Most of our Russian contacts see Trutnev’s new hard line as reflecting more the minister’s frustration over a failure to get a new “Law on Subsoil Use” past both the government and the Duma. Trutnev complained at the briefing that various state officials were helping companies exploit loopholes in legislation, undermining the work of his inspection teams. He further added that inspections had discovered more than 30,000 violations of environmental regulations and had levied fines of over R3 billion ($114 million), but only in five cases had this led to formal requests to Rosnedra to revoke the guilty companies' field development licenses.
However, the MNR was not finished with its broad-based salvo against the oil companies. Late in the afternoon on December 8, the ministry took yet another swing at the oil sector. Deputy minister Anatoly Tyomkin warned that delays in developing new oilfields in eastern Siberia was jeopardizing the government's plans for the $11.5 billion East Siberia-Pacific Ocean (ESPO) crude oil export pipeline. Tyomkin told a ministry meeting that production majors including state-controlled Rosneft and Gazprom, as well as the Russian-British TNK-BP, are falling significantly behind the mandated development schedules contained in their eastern Siberia field licensing agreements.
Several Russian media outlets noted that Tyomkin's comments contrasted sharply with those made several days earlier by Vladimir Bogdanov, CEO of Russian oil major Surgutneftegaz. Bogdanov said that the government's existing incentives to develop eastern Siberia were not sufficient to offset the enormous expenses necessary to develop the region. Bogdanov, a close confidant of Russian President Vladimir Putin, is unlikely to have made the comment without prior approval from the top. In any event, in the machinations of Russian politics, criticizing the government criticizes the cabinet and the ministers, not the president.
Weafer suggested that oil company problems in eastern Siberia “are tied to the lack of clarity on subsoil use.” That is certainly a matter close to Trutnev’s interests. Additionally, Weafer pointed to the concern oil producers have that, without rapid development of eastern Siberian fields, ESPO would need to divert crude from existing westward export routes if the new fields are not operating by the planned 2008 pipeline completion date.

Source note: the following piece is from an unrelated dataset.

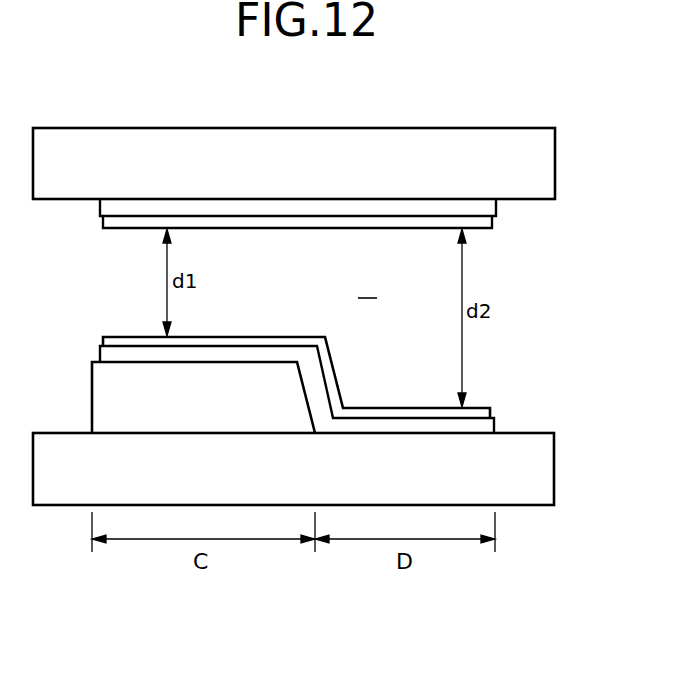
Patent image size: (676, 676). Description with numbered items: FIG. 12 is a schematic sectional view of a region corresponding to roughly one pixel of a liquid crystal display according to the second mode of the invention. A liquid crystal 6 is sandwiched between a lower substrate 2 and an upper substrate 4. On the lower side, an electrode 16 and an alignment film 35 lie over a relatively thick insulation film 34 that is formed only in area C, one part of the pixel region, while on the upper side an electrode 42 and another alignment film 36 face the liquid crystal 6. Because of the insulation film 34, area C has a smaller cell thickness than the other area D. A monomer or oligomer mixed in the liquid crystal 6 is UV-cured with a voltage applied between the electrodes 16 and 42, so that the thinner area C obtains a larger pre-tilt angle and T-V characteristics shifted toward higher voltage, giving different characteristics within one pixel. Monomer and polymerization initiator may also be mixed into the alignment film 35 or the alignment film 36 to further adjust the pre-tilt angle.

Still, such ministerial comments represent a clear threat to the future profitability of the oil sector. From the perspective of the producers, the challenged excess production from western fields constitutes a very marginal cost, while the cost of new oil from eastern Siberia is appreciable.
“If the Kremlin is choreographing this attack on current overproduction as a way of obliging companies to expedite eastern Siberian development, there will have to be a bigger carrot to accompany the stick,” one knowledgeable London observer suggests. Alternatively, Putin may once again be resorting to one of his favorite devices – allow his officials to battle it out publicly until the differing positions emerge and then make a decision from above the fray.
Oil companies hope that the eventual decision does not carry too expensive a price tag.